Blocher and Miller are using the database as they research a book on Second Amendment theory, which is forthcoming from Cambridge University Press. Their work relies in part on historical evidence that informs and, sometimes, contradicts, elements of the current cultural debate around gun regulations and rights.

“Many people think of the gun-free school zones act as an innovation of the 1990s,” Miller said. “But there are 19th-century, early 20th-century regulations about not allowing guns in places where people go for educational reasons. So it shows that some of our notions about the history of gun regulations are misconceived.” Their research also indicates that gun laws also change over time, he added.

“Georgia, as a colony, had a requirement that males had to take their guns to church. Then that was overwritten by an enactment that said, ‘Don’t take your guns to church.’ Now we’ve come full circle: Georgia wants people to be able to take their guns to church.”

Miller served as a special editor of a recent issue of Law and Contemporary Problems which, along with a conference built around the issue’s focus — “The Second Generation of Second Amendment Law & Policy” — featured scholarship based on the repository.

“This had a great focus on getting empirical,” said Cornell, who contributed an article titled “The Right to Keep and Carry Arms in Anglo-American Law: Preserving Liberty and Keeping the Peace.” “We already have a sense from that issue that there is a long history of robust regulation that has never been seen as incompatible with the right to bear arms.”
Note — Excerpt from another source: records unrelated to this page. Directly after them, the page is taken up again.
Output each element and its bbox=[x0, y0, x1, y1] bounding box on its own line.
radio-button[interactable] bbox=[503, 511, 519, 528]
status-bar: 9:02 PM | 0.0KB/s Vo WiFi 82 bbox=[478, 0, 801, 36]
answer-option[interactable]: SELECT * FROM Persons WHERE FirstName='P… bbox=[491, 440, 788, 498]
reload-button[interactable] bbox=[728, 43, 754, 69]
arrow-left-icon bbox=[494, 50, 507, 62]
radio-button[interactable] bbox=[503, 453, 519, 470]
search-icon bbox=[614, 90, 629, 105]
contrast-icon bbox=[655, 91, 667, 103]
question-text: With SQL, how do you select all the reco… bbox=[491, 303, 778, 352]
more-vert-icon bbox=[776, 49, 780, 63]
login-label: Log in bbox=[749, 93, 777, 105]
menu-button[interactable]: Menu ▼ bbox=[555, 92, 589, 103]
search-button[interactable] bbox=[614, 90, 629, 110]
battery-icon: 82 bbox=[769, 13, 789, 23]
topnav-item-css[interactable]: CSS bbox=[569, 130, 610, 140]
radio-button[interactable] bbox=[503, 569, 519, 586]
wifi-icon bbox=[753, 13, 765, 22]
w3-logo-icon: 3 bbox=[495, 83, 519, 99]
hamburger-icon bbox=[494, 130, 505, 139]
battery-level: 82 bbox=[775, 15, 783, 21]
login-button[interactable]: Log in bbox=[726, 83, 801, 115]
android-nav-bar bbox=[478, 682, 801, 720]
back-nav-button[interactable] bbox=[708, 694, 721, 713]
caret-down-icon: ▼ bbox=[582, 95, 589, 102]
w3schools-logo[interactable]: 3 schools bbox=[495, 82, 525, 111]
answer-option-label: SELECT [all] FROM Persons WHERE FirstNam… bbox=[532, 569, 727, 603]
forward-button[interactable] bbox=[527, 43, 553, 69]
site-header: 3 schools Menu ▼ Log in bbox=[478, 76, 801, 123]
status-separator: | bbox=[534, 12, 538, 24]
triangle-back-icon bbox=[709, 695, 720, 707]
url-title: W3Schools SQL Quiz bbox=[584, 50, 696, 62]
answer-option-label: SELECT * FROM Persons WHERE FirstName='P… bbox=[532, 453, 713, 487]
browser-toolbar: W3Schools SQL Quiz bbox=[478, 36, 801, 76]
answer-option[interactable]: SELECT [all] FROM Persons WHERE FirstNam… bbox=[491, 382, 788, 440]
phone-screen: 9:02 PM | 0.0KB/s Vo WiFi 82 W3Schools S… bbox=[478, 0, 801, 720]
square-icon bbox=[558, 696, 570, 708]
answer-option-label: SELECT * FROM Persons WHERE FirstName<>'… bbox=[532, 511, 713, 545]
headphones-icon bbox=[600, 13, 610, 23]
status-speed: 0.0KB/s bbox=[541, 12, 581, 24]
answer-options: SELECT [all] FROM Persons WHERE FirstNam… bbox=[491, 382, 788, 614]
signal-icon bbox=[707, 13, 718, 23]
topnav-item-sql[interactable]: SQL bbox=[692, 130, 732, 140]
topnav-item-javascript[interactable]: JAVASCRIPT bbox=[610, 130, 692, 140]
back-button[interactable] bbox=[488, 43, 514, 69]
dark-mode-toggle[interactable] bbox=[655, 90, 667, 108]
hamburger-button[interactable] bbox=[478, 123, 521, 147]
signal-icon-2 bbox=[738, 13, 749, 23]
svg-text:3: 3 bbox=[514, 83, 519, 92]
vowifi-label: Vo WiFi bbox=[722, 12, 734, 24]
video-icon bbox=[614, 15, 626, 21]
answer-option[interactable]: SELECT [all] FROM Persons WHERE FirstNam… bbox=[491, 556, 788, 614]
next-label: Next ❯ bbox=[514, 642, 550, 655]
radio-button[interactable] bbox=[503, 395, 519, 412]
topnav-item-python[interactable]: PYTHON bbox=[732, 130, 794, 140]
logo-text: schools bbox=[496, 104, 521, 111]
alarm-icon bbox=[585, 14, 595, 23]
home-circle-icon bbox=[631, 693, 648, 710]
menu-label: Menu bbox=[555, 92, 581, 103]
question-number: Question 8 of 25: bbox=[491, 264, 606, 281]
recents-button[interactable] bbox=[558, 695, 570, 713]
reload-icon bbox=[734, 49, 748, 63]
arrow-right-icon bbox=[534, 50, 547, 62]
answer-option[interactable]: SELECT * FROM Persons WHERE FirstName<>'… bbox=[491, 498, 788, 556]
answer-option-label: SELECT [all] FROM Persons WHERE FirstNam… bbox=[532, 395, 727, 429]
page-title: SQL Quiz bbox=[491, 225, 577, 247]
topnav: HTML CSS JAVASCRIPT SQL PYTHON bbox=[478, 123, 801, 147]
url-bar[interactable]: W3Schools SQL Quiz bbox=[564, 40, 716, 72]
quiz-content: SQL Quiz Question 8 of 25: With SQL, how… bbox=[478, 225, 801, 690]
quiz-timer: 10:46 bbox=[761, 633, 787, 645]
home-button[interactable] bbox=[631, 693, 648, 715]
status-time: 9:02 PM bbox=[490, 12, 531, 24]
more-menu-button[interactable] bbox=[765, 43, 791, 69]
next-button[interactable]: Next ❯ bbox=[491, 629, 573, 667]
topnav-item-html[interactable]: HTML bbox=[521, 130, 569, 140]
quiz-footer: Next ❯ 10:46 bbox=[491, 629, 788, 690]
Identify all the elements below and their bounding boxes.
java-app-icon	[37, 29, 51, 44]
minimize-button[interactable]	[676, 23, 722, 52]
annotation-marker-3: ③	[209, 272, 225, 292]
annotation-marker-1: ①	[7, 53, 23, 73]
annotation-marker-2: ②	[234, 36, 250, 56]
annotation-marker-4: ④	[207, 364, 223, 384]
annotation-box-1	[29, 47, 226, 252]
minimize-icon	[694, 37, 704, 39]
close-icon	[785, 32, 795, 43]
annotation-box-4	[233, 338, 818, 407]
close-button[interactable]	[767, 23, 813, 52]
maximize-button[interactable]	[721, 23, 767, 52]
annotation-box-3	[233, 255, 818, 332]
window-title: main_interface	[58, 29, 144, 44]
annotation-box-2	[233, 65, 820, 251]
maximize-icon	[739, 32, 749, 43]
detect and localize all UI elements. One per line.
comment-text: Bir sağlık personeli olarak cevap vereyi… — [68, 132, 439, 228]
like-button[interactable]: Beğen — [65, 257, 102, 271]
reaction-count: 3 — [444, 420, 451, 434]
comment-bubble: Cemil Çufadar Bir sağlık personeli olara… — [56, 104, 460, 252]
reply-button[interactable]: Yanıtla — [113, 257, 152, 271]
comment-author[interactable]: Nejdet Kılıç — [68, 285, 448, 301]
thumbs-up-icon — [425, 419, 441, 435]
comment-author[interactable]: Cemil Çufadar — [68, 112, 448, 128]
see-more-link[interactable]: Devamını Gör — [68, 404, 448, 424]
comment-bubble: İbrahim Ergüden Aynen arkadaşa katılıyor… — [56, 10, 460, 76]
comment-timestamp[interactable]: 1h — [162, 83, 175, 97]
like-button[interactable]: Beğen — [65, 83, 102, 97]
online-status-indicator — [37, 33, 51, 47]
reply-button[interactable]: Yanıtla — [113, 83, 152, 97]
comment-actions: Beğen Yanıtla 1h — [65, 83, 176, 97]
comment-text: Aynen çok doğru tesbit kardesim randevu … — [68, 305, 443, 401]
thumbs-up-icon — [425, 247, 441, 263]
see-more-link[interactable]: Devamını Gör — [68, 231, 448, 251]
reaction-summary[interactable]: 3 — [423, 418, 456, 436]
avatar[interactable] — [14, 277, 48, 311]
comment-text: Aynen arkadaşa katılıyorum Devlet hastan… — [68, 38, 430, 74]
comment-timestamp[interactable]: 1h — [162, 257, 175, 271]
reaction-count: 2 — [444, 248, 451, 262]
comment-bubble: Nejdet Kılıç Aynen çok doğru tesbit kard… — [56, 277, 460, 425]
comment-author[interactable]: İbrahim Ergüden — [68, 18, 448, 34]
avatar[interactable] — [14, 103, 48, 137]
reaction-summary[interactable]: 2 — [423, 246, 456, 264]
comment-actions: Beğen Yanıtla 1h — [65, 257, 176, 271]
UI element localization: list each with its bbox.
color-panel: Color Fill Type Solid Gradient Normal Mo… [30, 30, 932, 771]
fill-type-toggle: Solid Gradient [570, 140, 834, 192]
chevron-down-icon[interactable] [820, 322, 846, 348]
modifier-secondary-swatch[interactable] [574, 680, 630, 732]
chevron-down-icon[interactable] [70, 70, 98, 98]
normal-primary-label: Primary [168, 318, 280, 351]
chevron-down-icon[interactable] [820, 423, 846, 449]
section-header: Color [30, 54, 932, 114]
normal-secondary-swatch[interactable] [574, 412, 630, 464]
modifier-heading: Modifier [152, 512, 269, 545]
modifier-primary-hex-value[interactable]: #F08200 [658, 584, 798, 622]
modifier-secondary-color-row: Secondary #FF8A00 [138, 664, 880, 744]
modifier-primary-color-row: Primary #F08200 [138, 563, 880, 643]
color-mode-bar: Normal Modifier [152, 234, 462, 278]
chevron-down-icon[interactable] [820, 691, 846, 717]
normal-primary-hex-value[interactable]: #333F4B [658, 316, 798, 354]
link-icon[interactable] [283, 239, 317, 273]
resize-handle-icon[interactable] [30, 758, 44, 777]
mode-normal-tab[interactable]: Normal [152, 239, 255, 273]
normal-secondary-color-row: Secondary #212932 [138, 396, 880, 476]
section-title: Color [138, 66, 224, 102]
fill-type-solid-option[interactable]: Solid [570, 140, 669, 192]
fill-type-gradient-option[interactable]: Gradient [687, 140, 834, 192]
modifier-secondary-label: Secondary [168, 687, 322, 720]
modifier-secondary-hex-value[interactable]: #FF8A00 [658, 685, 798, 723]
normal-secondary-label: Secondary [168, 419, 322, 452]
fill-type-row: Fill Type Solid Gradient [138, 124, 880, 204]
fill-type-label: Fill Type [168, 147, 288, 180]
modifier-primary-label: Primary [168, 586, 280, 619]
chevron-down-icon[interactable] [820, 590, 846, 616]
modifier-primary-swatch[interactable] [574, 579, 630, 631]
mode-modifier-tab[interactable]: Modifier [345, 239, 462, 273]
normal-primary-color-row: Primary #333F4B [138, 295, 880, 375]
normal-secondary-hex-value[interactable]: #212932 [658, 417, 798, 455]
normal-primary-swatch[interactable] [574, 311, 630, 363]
Blocher anticipates the repository will be useful to attorneys involved in Second Amendment litigation going forward.

“It’s hard for lawyers under time pressure to file briefs, who don’t have time to go back and do original primary source research on the history of public carry restrictions or the like,” he said. “They can’t identify the databases, they don’t have the time or resources to dig through them, so what we tried to do in the repository is make it easily searchable by topic, location, and time period.”

Hoping to continually add to the database, Miller and Blocher invite contributions that can stand up to a standardized verification process. As an example, Blocher recalled researching gun laws in Dodge City, Kansas, for an article.

“In order to get that, we had to write to the Kansas Historical Society and pay for photocopies to get the original handwritten town ordinance. Those are the kinds of things we’re hoping we can continue to add.”